On October 30 and 31 too, the city’s AQI had breached the 400 mark, making Ghaziabad the most polluted among 40 and 42 cities, respectively, across the country.

Recently, divisional commissioner Dr Prabhat Kumar had told Hindustan Times that the ‘graded action response plan’ (GRAP) should be implemented at the local level.

However, the authorities are yet to decide upon a full scale plan and have directed certain measures to be taken up on an urgent basis.

“We held a meeting of different departments on Monday and another is scheduled for Wednesday. Various agencies such as the Ghaziabad development authority, the municipal corporation and different municipal councils have been directed to immediately ensure that all under-construction areas are covered and to impose penalties on those not complying with the guidelines,” said Maheshwari.

The directions by the National Green Tribunal regarding the measures to be taken up on construction sites were issued in April 2015.

The air pollution in Ghaziabad is compounded by several factors — pollutants from industrial areas, vehicles and construction sites.

The officials are yet to act on the recent Supreme Court order banning the use of petroleum coke and furnace oil in industrial units. The regional pollution control board had identified 137 such units but have recommended the closure of only one unit.

Ghaziabad has 15 industrial areas and houses nearly 2400 units registered under the Factories Act.
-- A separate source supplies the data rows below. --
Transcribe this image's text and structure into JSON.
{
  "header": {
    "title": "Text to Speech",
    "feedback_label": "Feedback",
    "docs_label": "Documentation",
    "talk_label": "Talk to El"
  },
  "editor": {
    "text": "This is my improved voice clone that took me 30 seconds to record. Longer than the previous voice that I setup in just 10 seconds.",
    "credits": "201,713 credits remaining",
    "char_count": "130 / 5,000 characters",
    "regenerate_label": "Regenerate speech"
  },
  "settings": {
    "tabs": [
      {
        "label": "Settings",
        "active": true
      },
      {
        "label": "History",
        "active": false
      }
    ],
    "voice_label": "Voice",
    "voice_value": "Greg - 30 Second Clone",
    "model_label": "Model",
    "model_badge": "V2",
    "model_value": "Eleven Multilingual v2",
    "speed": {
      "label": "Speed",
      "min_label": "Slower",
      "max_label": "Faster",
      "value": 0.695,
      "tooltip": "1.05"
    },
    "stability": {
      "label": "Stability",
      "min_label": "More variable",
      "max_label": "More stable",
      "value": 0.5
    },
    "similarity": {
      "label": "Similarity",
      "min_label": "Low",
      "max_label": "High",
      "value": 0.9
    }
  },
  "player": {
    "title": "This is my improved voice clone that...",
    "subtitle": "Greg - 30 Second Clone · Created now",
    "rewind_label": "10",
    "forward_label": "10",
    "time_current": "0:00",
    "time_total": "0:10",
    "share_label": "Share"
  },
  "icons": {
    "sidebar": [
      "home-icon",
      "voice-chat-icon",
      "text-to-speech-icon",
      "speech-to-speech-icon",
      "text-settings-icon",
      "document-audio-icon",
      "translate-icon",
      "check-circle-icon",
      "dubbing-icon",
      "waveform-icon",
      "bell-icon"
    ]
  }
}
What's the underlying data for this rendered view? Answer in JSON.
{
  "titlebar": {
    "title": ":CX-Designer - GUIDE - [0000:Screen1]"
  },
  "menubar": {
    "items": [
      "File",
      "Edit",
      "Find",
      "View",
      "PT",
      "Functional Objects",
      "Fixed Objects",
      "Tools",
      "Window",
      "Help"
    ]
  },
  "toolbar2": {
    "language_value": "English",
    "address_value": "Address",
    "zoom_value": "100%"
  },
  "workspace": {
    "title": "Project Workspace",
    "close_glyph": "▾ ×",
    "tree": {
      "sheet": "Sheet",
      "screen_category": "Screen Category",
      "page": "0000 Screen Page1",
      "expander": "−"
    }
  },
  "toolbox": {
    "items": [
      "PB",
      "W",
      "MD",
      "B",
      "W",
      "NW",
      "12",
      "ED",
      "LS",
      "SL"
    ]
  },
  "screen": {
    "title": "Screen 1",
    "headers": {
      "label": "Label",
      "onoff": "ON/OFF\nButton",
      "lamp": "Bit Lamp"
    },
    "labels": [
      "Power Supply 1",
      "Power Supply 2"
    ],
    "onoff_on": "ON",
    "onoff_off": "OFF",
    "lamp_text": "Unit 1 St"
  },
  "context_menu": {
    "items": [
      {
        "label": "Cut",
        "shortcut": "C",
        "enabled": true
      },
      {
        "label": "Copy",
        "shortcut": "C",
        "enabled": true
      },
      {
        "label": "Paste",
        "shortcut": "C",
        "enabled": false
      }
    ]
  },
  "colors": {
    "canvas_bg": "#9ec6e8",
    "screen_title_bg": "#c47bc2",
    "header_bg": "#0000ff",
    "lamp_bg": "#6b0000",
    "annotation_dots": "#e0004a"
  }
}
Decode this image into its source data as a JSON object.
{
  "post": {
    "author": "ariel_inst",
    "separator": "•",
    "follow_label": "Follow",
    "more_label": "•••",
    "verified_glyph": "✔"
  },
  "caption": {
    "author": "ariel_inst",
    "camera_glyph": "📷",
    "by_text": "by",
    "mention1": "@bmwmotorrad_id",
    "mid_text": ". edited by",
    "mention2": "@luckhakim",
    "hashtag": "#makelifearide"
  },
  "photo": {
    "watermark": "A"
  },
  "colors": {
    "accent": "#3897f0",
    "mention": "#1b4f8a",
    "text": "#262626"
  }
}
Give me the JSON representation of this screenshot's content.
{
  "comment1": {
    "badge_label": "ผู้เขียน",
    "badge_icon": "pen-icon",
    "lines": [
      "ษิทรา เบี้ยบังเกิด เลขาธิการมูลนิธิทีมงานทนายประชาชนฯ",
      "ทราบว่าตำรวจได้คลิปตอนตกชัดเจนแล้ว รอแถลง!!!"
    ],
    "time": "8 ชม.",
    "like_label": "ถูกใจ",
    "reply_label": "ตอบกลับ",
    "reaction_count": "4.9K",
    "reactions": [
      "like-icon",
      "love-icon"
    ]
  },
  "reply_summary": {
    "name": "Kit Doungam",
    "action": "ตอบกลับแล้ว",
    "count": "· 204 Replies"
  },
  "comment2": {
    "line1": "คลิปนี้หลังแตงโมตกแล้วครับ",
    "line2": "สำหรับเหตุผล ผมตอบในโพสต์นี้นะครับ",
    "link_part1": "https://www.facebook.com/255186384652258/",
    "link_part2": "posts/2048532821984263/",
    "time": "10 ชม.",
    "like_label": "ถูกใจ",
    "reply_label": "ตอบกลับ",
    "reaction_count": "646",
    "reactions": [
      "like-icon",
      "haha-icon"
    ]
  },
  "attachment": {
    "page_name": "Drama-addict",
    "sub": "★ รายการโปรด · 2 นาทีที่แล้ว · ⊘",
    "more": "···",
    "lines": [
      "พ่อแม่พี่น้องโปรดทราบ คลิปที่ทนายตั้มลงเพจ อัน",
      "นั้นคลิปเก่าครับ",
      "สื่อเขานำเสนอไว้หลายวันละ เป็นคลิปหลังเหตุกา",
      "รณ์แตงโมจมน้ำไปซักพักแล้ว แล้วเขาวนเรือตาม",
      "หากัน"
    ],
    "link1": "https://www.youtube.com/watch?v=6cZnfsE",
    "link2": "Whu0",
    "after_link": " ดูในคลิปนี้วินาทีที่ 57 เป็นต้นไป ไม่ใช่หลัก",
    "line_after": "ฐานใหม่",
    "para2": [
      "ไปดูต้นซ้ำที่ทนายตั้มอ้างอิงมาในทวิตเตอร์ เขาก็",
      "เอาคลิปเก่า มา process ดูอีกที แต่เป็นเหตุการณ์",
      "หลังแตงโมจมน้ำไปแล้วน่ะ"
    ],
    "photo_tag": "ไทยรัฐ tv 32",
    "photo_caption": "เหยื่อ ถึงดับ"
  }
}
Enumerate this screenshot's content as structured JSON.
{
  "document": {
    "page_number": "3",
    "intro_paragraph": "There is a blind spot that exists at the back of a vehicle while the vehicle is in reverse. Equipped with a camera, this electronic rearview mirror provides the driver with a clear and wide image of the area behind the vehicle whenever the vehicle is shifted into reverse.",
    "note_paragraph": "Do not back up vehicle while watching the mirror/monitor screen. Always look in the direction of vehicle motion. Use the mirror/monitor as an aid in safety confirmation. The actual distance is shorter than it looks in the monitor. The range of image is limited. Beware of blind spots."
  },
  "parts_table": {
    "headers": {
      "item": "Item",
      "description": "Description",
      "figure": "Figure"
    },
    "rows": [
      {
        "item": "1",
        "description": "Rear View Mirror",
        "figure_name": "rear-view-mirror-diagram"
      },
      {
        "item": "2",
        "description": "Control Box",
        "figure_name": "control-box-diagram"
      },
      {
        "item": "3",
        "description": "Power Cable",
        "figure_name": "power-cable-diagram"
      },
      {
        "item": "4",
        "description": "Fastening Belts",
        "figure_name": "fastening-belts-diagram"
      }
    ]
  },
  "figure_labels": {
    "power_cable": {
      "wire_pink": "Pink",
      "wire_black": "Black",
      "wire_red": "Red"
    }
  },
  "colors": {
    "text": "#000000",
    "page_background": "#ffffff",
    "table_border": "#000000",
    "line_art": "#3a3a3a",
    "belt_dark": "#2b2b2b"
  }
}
The city also has a registered base of 8.9 lakh vehicles and this does not take into the thousands that use the major highways running through the city.

Another major problem is garbage burning on which the municipal corporation has started levying penalties.

The officials said the 300 metric tonne capacity waste to manure plant in Pratap Vihar has started operations but on ‘low scale'. The plant had come up at a cost of Rs 4.5 crore but could not resume full scale operations until now.